Turning to the results by site, filling in the blanks with the row means obviously has no effect on the row means, and little effect on row medians, and so Table 6.1 can be taken at face value. The 'good' roads (for journey time variability) are: A90, Forfar; M73, Gartcosh; M9, near jn 10; and M876, Bonnybridge; i.e. mostly motorways. The worst motorway was the M80, at Haggs. The spread of mean ratios over the sites was much greater than over months, suggesting that 'noise' in the data is not a great problem. On the best road, the ratio only falls to 0.86 at any time during the day, i.e. peak speeds are only 14% less than free-flow speeds. The worst road for reliability, ranked 31 both on mean and median, was the A90, Ferrytoll. Thus, the A90 was both the best and the worst, at different places. One explanation for the 'worst' result might be that traffic was only recorded in the southbound direction, so the opportunity (at most other sites) to average out peak direction slowness with contra-peak normal running was not available. Even so, the average ratio of worst 10 minute speed to free-flow speed, for this site, was only 0.37, i.e. not much more than a third. It is, of course, possible that the data is unreliable for some reason. Without knowing the 31 sites more intimately, it would not be sensible here to speculate further on what might be going on.
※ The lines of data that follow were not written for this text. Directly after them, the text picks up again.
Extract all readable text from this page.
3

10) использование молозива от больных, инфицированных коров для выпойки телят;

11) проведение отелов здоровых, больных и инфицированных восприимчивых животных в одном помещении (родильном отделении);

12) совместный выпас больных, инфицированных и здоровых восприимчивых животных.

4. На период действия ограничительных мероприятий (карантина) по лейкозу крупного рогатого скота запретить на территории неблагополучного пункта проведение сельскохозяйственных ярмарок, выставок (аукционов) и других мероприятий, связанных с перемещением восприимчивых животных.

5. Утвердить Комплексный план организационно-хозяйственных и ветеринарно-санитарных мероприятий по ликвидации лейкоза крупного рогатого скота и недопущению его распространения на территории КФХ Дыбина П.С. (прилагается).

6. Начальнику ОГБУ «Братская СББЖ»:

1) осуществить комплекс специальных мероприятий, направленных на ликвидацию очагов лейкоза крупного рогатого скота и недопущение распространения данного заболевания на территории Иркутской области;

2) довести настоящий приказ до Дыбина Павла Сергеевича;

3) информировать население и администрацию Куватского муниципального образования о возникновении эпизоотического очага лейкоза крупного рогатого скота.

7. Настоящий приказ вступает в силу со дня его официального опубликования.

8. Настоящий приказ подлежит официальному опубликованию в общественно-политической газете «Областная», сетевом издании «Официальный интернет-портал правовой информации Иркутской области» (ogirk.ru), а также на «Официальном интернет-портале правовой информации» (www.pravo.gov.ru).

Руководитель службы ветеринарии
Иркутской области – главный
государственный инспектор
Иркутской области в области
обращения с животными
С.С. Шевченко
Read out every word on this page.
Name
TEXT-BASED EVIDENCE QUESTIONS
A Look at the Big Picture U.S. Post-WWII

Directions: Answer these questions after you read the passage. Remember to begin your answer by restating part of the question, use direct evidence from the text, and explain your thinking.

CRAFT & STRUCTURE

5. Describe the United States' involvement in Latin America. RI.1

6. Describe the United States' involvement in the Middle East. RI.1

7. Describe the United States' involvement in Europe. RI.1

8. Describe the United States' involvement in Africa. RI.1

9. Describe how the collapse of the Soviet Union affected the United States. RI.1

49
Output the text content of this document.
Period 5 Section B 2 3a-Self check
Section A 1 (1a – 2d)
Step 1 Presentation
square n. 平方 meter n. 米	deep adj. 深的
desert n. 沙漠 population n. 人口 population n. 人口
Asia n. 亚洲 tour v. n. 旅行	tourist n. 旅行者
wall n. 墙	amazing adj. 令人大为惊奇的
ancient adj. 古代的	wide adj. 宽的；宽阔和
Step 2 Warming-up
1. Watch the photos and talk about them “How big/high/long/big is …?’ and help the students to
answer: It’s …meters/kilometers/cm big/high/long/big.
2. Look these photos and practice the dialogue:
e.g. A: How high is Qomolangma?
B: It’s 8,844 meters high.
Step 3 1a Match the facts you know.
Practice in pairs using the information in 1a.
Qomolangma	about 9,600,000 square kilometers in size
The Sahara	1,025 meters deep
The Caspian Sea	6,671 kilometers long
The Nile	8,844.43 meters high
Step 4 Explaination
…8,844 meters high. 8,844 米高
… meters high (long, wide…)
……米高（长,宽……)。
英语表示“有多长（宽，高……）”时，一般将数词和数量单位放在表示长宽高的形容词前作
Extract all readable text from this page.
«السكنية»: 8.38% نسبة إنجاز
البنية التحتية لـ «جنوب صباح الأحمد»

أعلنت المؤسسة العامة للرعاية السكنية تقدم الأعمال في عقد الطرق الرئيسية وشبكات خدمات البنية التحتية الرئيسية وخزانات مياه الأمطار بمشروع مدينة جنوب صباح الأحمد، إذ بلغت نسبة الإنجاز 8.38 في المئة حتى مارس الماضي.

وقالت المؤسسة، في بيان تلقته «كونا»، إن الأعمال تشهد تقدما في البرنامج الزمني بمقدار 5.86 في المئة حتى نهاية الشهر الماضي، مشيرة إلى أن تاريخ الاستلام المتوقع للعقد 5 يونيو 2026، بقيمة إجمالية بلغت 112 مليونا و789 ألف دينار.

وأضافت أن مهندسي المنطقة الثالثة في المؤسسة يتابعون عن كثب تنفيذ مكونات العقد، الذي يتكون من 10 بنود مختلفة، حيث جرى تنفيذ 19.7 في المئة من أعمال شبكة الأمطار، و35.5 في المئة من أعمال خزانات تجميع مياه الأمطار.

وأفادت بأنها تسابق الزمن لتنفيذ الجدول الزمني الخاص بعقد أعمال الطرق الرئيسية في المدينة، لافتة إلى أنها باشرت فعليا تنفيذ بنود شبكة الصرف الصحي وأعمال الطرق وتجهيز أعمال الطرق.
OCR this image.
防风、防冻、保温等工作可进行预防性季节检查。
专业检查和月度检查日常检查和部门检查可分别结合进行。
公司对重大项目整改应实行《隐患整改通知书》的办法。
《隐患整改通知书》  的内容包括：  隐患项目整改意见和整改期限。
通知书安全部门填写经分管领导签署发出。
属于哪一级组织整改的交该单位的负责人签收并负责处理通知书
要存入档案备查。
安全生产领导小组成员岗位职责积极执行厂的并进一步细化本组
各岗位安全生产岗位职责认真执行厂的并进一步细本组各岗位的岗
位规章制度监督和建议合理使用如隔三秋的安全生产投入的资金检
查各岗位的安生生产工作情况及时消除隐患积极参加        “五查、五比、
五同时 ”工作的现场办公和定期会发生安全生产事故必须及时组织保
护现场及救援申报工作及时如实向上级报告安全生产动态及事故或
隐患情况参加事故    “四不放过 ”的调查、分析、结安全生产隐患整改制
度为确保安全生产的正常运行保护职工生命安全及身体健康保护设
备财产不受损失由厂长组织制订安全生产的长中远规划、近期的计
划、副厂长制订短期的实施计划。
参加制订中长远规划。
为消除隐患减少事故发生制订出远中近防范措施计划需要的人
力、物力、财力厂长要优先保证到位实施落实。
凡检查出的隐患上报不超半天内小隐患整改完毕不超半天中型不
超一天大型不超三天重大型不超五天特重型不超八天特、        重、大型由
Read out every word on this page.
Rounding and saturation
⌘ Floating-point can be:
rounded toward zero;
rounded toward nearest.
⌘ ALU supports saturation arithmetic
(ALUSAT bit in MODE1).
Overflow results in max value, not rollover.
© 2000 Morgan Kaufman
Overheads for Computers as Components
Table 6.2 repeats the analysis of Table 6.1, but for HEAVIES rather than CARS. HEAVIES are everything not included in CARS that were neither coded as a cycle, or given an ambiguous code. Buses and coaches are certainly included. As previously remarked, the study may have inadvertently included too much in HEAVIES due to failing to adequately understand the multiplicity of undocumented coding schemes relating to the (prized) raw data. Any future work with this raw data would need to take extra care, and seek to rigorously document the vehicle type codings. Looking at the results, it can be seen that the average fall of speeds (from the free-flow speed) is over 40%, noticeably higher than for CARS. That was unexpected, as many heavies have a lower maximum legally permitted speed than cars. However, that is what the data says, consistently over most sites and all months.
Starting with the results by month, perhaps not surprisingly the ordering is very similar to that for CARS. However, this time March stays the 'best' month (i.e. least reduction from free-flow speed on that day) even when the missing observations are infilled with their row means (not shown). Both methods agree that November and December are the worst months. October is very bad for CARS, but not for HEAVIES.
Table 6.1: Ratios of Minimum to Maximum Car Traffic Speeds: Cars
Table 6.2: Ratios of Minimum to Maximum Car Traffic Speeds: Heavies
Table 6.3: Mean Car Speeds
Turning to the results for HEAVIES by site, Table 6.2 clearly shows the M73 at Gartcosh as having the smallest speed reduction relative to free-flow, at less than 10%. However, only 6 months are observed, including the 'best' (March), but excluding the two 'worst' (November and December), so this result may not be reliable. In second place, the M9 south of Junction 10, has even more data missing. In third place, the M8 at Harthill, again has both of the worst months missing. Notwithstanding this missing data, it seems that it is no coincidence that these 3 best sites are all Motorways, appearing to give a very good service to the HEAVIES. Turning to the worst site, this is again the A90 at Ferrytoll, with minimum speeds less than a third of the free-flow speed. The remaining 27 sites obviously lie between the extremes just discussed, but there is no obvious connection of sites that would justify any speculation here as to causes.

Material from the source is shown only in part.